« Cette crise aura été un nouveau révélateur de l’incroyable résilience des services publics délégués. On ne compte plus les exemples des industriels qui ont maintenu une activité soutenue et assuré leurs obligations, allant même au-delà de celles-ci pour soutenir l’activité économique locale ou des services à la population qui n’entraient pas dans le cadre de leurs attributions. »

 

 

Quel est le rôle de l’observatoire IGD-Covid 19 créé pendant la crise sanitaire ? 

Dès le déclenchement de la crise, Hubert du Mesnil, président de l’IGD a décidé avec les membres de notre Bureau, dont le président de l’UNSPIC, de mettre en place un observatoire spécifique. Tout au long des trois premiers mois nous avons ainsi fait le point régulièrement avec nos membres, qu’ils soient industriels ou associations d’élus, fédérations professionnelles et ministères pour mesurer l’impact de la crise sur leur chiffre d’affaires, sur la qualité du service rendu au public et sur les pistes de travail pour pallier les difficultés rencontrées.

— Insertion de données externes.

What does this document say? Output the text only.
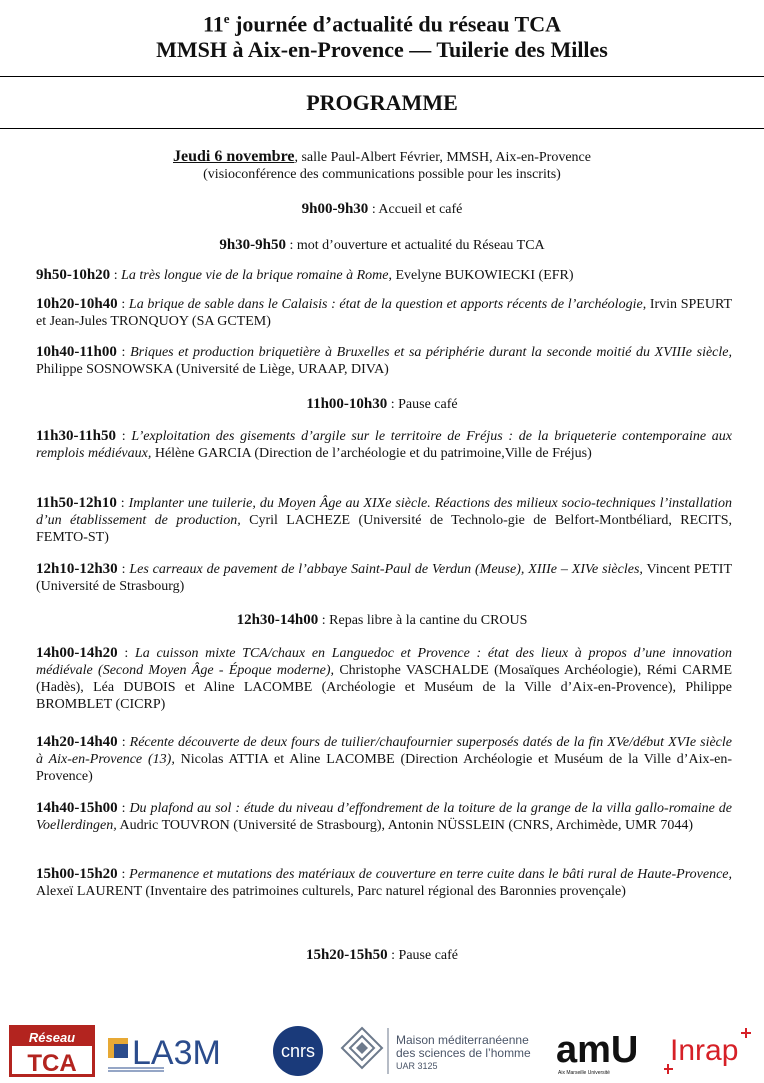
11e journée d’actualité du réseau TCA
MMSH à Aix-en-Provence — Tuilerie des Milles
PROGRAMME
Jeudi 6 novembre, salle Paul-Albert Février, MMSH, Aix-en-Provence
(visioconférence des communications possible pour les inscrits)
9h00-9h30 : Accueil et café
9h30-9h50 : mot d’ouverture et actualité du Réseau TCA
9h50-10h20 : La très longue vie de la brique romaine à Rome, Evelyne BUKOWIECKI (EFR)
10h20-10h40 : La brique de sable dans le Calaisis : état de la question et apports récents de l’archéologie, Irvin SPEURT et Jean-Jules TRONQUOY (SA GCTEM)
10h40-11h00 : Briques et production briquetière à Bruxelles et sa périphérie durant la seconde moitié du XVIIIe siècle, Philippe SOSNOWSKA (Université de Liège, URAAP, DIVA)
11h00-10h30 : Pause café
11h30-11h50 : L’exploitation des gisements d’argile sur le territoire de Fréjus : de la briqueterie contemporaine aux remplois médiévaux, Hélène GARCIA (Direction de l’archéologie et du patrimoine,Ville de Fréjus)
11h50-12h10 : Implanter une tuilerie, du Moyen Âge au XIXe siècle. Réactions des milieux socio-techniques l’installation d’un établissement de production, Cyril LACHEZE (Université de Technolo-gie de Belfort-Montbéliard, RECITS, FEMTO-ST)
12h10-12h30 : Les carreaux de pavement de l’abbaye Saint-Paul de Verdun (Meuse), XIIIe – XIVe siècles, Vincent PETIT (Université de Strasbourg)
12h30-14h00 : Repas libre à la cantine du CROUS
14h00-14h20 : La cuisson mixte TCA/chaux en Languedoc et Provence : état des lieux à propos d’une innovation médiévale (Second Moyen Âge - Époque moderne), Christophe VASCHALDE (Mosaïques Archéologie), Rémi CARME (Hadès), Léa DUBOIS et Aline LACOMBE (Archéologie et Muséum de la Ville d’Aix-en-Provence), Philippe BROMBLET (CICRP)
14h20-14h40 : Récente découverte de deux fours de tuilier/chaufournier superposés datés de la fin XVe/début XVIe siècle à Aix-en-Provence (13), Nicolas ATTIA et Aline LACOMBE (Direction Archéologie et Muséum de la Ville d’Aix-en-Provence)
14h40-15h00 : Du plafond au sol : étude du niveau d’effondrement de la toiture de la grange de la villa gallo-romaine de Voellerdingen, Audric TOUVRON (Université de Strasbourg), Antonin NÜSSLEIN (CNRS, Archimède, UMR 7044)
15h00-15h20 : Permanence et mutations des matériaux de couverture en terre cuite dans le bâti rural de Haute-Provence, Alexeï LAURENT (Inventaire des patrimoines culturels, Parc naturel régional des Baronnies provençale)
15h20-15h50 : Pause café
Réseau
TCA LA3M	cnrs
Maison méditerranéenne
des sciences de l’homme
UAR 3125	amU
Aix Marseille Université
Inrap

Le 30 avril, nous avons publié un point d’étape qui recensait l’impact de cette crise sur les 14 services publics que recouvre l’IGD. Ce point d’étape a été envoyé très largement et en particulier au Gouvernement.Parallèlement, notre commission juridique a préparé un « précis IGD » pour traiter des principales questions juridiques soulevées par nos membres, également une note reprenant les dispositions spécifiques prises par l’Etat et enfin une note de benchmark international des mesures prises dans le monde.

Ces discussions, ces constats, ces échanges avec nos membres et partenaires, nous ont permis de publier fin juin, nos 10 propositions pour un pan de relance par la commande publique, sur lequel je reviendrai plus tard.

Tous les secteurs ont été impactés par cette crise, à des degrés divers certes, mais de manière violente. Certains secteurs considèrent pouvoir absorber ce choc dans les mois à venir (c’est à dire revenir au niveau d’avant la crise), d’autres se montrant plus inquiets, voyant leur modèle économique lui-même, perturbé.

 

Qu’a montré la crise en terme de résilience/performance des services publics ?

La France aura été l’un des pays dont les services publics ont le mieux tenu le choc et en particulier ceux des services publics qui sont délégués. Cette crise aura été un nouveau révélateur de l’incroyable résilience des services publics délégués. On ne compte plus les exemples des industriels qui ont maintenu une activité soutenue et assuré leurs obligations, allant même au-delà de celles-ci pour soutenir l’activité économique locale ou des services à la population qui n’entraient pas dans le cadre de leurs attributions.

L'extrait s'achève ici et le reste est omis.